I know that I would have been aware of the political dimension of my existence even without this conversation. The degree of awareness and participation, however, would have been reduced. I was not one who paid attention to politics before regenerating. As a member of the powered and privileged I did not need to be, my position was secure. As a new member of the disenfranchised I could have focused only on securing the limited power and position my new life afforded me, a good white woman. But I was now aware of the bias and bigotry directed at those who make-up the bottom of the Power Pyramid. I was aware, I was emotionally charged, and I was malleable. My new personality was directly shaped by my situation, emotional state, and the people around me.

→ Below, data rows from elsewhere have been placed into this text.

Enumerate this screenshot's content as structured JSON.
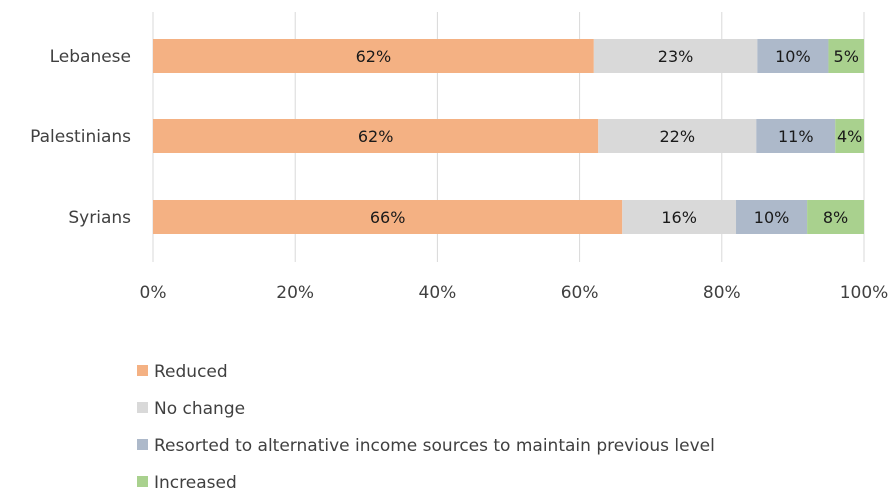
{
  "chart_data": {
    "type": "bar",
    "orientation": "horizontal",
    "stacked": true,
    "percent_stacked": true,
    "categories": [
      "Lebanese",
      "Palestinians",
      "Syrians"
    ],
    "series": [
      {
        "name": "Reduced",
        "color": "#F4B183",
        "values": [
          62,
          62,
          66
        ],
        "labels": [
          "62%",
          "62%",
          "66%"
        ]
      },
      {
        "name": "No change",
        "color": "#D9D9D9",
        "values": [
          23,
          22,
          16
        ],
        "labels": [
          "23%",
          "22%",
          "16%"
        ]
      },
      {
        "name": "Resorted to alternative income sources to maintain previous level",
        "color": "#ADB9CA",
        "values": [
          10,
          11,
          10
        ],
        "labels": [
          "10%",
          "11%",
          "10%"
        ]
      },
      {
        "name": "Increased",
        "color": "#A9D18E",
        "values": [
          5,
          4,
          8
        ],
        "labels": [
          "5%",
          "4%",
          "8%"
        ]
      }
    ],
    "xlim": [
      0,
      100
    ],
    "x_ticks": [
      0,
      20,
      40,
      60,
      80,
      100
    ],
    "x_tick_labels": [
      "0%",
      "20%",
      "40%",
      "60%",
      "80%",
      "100%"
    ],
    "grid": true,
    "legend_position": "bottom-left"
  }
}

Who I am is still in development but the public outlaw, the hippie professor, speaker of truth is a fundamental part of my personality. I have been shaped, however unintentionally, by my interactions with the other—those outside myself. Whether the regenerating individual is the last of the Time Lords, a MtF, or just someone growing up and growing into themselves, who they become is intimately linked to who they were, who they were with, and how they responded to the world.